Maria Walsh told by tech giants that homophobic ads targeting her were 'free speech'

When Maria Walsh contacted Facebook and Google about homophobic ads targetting her MEP campaign, she was told that the ads fell under "free speech".

Maria Walsh ads

MEP Maria Walsh is calling for an EU-wide strategy to tackle online gender-based violence following what she says was a digital ads campaign targetted at her during the European elections.

During an interview with EuroParlRadio, Walsh revealed that when she contacted Facebook, Google and Twitter regarding the slurs used in ads but was shut down straight away.

In an interview with EuroParlRadio, she said: “Only a few months ago, a website developed that was quite homophobic but was quite professional.

“We complained to Google, Facebook and Twitter and the domain holder itself — and what we got back, instantly, was that it was free speech.

“But yet it was homophobic slurs.”

The website claimed that she was pushing LGBT+ views “down the throats” of young people.

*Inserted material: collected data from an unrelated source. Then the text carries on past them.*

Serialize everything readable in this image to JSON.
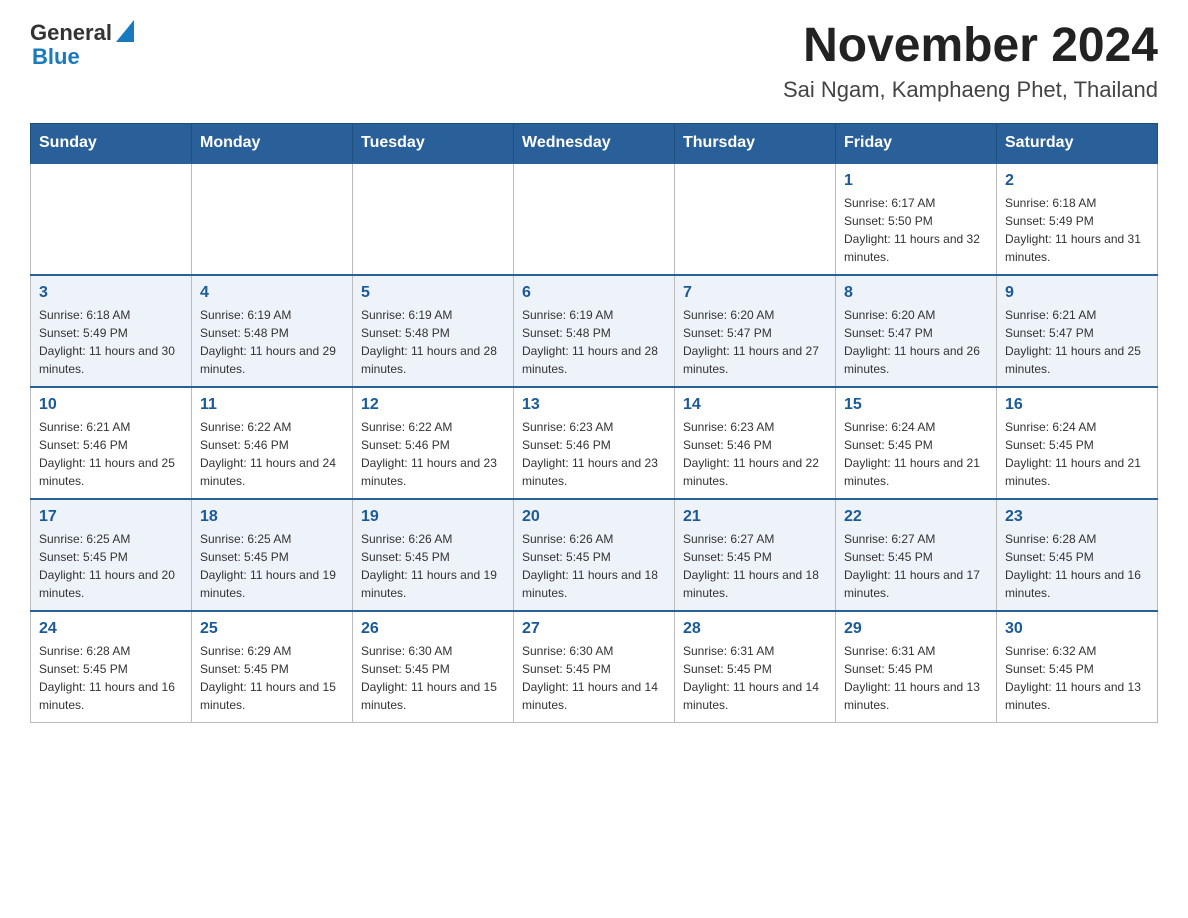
{
  "logo": {
    "text_general": "General",
    "text_blue": "Blue",
    "triangle": "▶"
  },
  "title": "November 2024",
  "subtitle": "Sai Ngam, Kamphaeng Phet, Thailand",
  "weekdays": [
    "Sunday",
    "Monday",
    "Tuesday",
    "Wednesday",
    "Thursday",
    "Friday",
    "Saturday"
  ],
  "weeks": [
    [
      {
        "day": "",
        "info": ""
      },
      {
        "day": "",
        "info": ""
      },
      {
        "day": "",
        "info": ""
      },
      {
        "day": "",
        "info": ""
      },
      {
        "day": "",
        "info": ""
      },
      {
        "day": "1",
        "info": "Sunrise: 6:17 AM\nSunset: 5:50 PM\nDaylight: 11 hours and 32 minutes."
      },
      {
        "day": "2",
        "info": "Sunrise: 6:18 AM\nSunset: 5:49 PM\nDaylight: 11 hours and 31 minutes."
      }
    ],
    [
      {
        "day": "3",
        "info": "Sunrise: 6:18 AM\nSunset: 5:49 PM\nDaylight: 11 hours and 30 minutes."
      },
      {
        "day": "4",
        "info": "Sunrise: 6:19 AM\nSunset: 5:48 PM\nDaylight: 11 hours and 29 minutes."
      },
      {
        "day": "5",
        "info": "Sunrise: 6:19 AM\nSunset: 5:48 PM\nDaylight: 11 hours and 28 minutes."
      },
      {
        "day": "6",
        "info": "Sunrise: 6:19 AM\nSunset: 5:48 PM\nDaylight: 11 hours and 28 minutes."
      },
      {
        "day": "7",
        "info": "Sunrise: 6:20 AM\nSunset: 5:47 PM\nDaylight: 11 hours and 27 minutes."
      },
      {
        "day": "8",
        "info": "Sunrise: 6:20 AM\nSunset: 5:47 PM\nDaylight: 11 hours and 26 minutes."
      },
      {
        "day": "9",
        "info": "Sunrise: 6:21 AM\nSunset: 5:47 PM\nDaylight: 11 hours and 25 minutes."
      }
    ],
    [
      {
        "day": "10",
        "info": "Sunrise: 6:21 AM\nSunset: 5:46 PM\nDaylight: 11 hours and 25 minutes."
      },
      {
        "day": "11",
        "info": "Sunrise: 6:22 AM\nSunset: 5:46 PM\nDaylight: 11 hours and 24 minutes."
      },
      {
        "day": "12",
        "info": "Sunrise: 6:22 AM\nSunset: 5:46 PM\nDaylight: 11 hours and 23 minutes."
      },
      {
        "day": "13",
        "info": "Sunrise: 6:23 AM\nSunset: 5:46 PM\nDaylight: 11 hours and 23 minutes."
      },
      {
        "day": "14",
        "info": "Sunrise: 6:23 AM\nSunset: 5:46 PM\nDaylight: 11 hours and 22 minutes."
      },
      {
        "day": "15",
        "info": "Sunrise: 6:24 AM\nSunset: 5:45 PM\nDaylight: 11 hours and 21 minutes."
      },
      {
        "day": "16",
        "info": "Sunrise: 6:24 AM\nSunset: 5:45 PM\nDaylight: 11 hours and 21 minutes."
      }
    ],
    [
      {
        "day": "17",
        "info": "Sunrise: 6:25 AM\nSunset: 5:45 PM\nDaylight: 11 hours and 20 minutes."
      },
      {
        "day": "18",
        "info": "Sunrise: 6:25 AM\nSunset: 5:45 PM\nDaylight: 11 hours and 19 minutes."
      },
      {
        "day": "19",
        "info": "Sunrise: 6:26 AM\nSunset: 5:45 PM\nDaylight: 11 hours and 19 minutes."
      },
      {
        "day": "20",
        "info": "Sunrise: 6:26 AM\nSunset: 5:45 PM\nDaylight: 11 hours and 18 minutes."
      },
      {
        "day": "21",
        "info": "Sunrise: 6:27 AM\nSunset: 5:45 PM\nDaylight: 11 hours and 18 minutes."
      },
      {
        "day": "22",
        "info": "Sunrise: 6:27 AM\nSunset: 5:45 PM\nDaylight: 11 hours and 17 minutes."
      },
      {
        "day": "23",
        "info": "Sunrise: 6:28 AM\nSunset: 5:45 PM\nDaylight: 11 hours and 16 minutes."
      }
    ],
    [
      {
        "day": "24",
        "info": "Sunrise: 6:28 AM\nSunset: 5:45 PM\nDaylight: 11 hours and 16 minutes."
      },
      {
        "day": "25",
        "info": "Sunrise: 6:29 AM\nSunset: 5:45 PM\nDaylight: 11 hours and 15 minutes."
      },
      {
        "day": "26",
        "info": "Sunrise: 6:30 AM\nSunset: 5:45 PM\nDaylight: 11 hours and 15 minutes."
      },
      {
        "day": "27",
        "info": "Sunrise: 6:30 AM\nSunset: 5:45 PM\nDaylight: 11 hours and 14 minutes."
      },
      {
        "day": "28",
        "info": "Sunrise: 6:31 AM\nSunset: 5:45 PM\nDaylight: 11 hours and 14 minutes."
      },
      {
        "day": "29",
        "info": "Sunrise: 6:31 AM\nSunset: 5:45 PM\nDaylight: 11 hours and 13 minutes."
      },
      {
        "day": "30",
        "info": "Sunrise: 6:32 AM\nSunset: 5:45 PM\nDaylight: 11 hours and 13 minutes."
      }
    ]
  ]
}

She added: “If I go into schools it is a Q&A talking about how to get our community reflecting in our politics and our politics reflecting on our community.”

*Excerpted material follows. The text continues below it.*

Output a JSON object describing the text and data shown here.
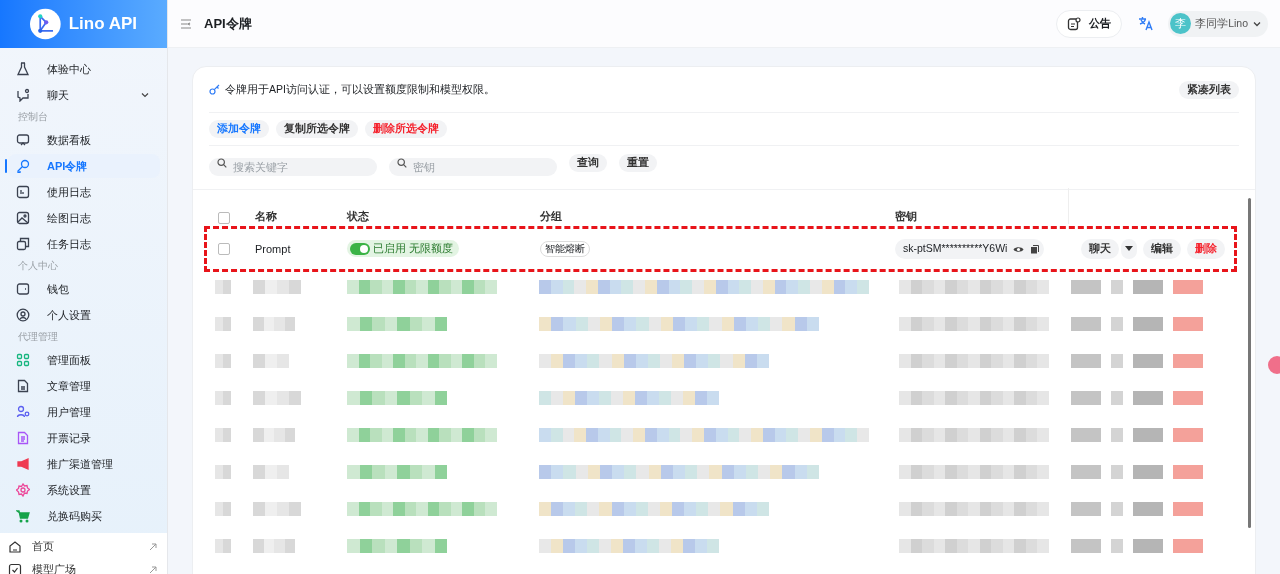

Walsh is now involved in a new European Parliament initiative which will look at gender-based violence online which it is hoped will influence future EU policies.

Last year she told how she was targetted by a website which she says broadcasted ads on Facebook and Google which spoke about her “homosexual lifestyle”.

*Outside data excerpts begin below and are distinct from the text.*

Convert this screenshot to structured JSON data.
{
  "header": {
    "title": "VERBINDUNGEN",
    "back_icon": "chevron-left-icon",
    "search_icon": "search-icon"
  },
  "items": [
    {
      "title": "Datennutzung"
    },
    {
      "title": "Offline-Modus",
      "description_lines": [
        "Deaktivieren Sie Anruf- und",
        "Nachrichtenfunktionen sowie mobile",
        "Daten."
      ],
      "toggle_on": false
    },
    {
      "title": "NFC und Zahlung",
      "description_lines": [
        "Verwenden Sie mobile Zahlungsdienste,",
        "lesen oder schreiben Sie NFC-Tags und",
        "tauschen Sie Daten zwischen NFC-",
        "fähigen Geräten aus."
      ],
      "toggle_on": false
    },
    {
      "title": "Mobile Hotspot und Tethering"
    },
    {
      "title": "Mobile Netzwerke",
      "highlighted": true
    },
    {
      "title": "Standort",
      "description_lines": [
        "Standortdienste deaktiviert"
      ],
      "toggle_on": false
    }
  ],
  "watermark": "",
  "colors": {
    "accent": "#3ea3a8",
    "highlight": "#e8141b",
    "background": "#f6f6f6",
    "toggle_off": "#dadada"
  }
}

At the time Maria said: “Trolling and social media abuse increased tenfold based on the fact I’m now aligned to a political party. And I get that.

“But a lot of stuff is ridiculous. A lot of it is telling me my resume isn’t significant enough, I only won a beauty pageant and I’m famous for being famous and that’s not impressive for a CV.

“There are some mean comments out there. I’ve seen one comment about my body shape and my sexuality… keyboard warriors are alive and well.”

Facebook has been in the news several times over its approval of ads targetting the LGBT+ community.

In December 2019, 52 LGBT+ organisations called on Facebook to remove ads claiming that PrEP usage has adverse and harmful side effects.

The ads link PrEP usage to bone disease and kidney disorder despite the Centers for Disease Control and Prevention stating that “no serious side effects have been observed.”

This ad campaign seems to have been started by personal injury lawyers and groups such as ‘Help for PReP & TDF Victims’. Since the adverts went up, it has been reported that they have been viewed “millions of times” last month.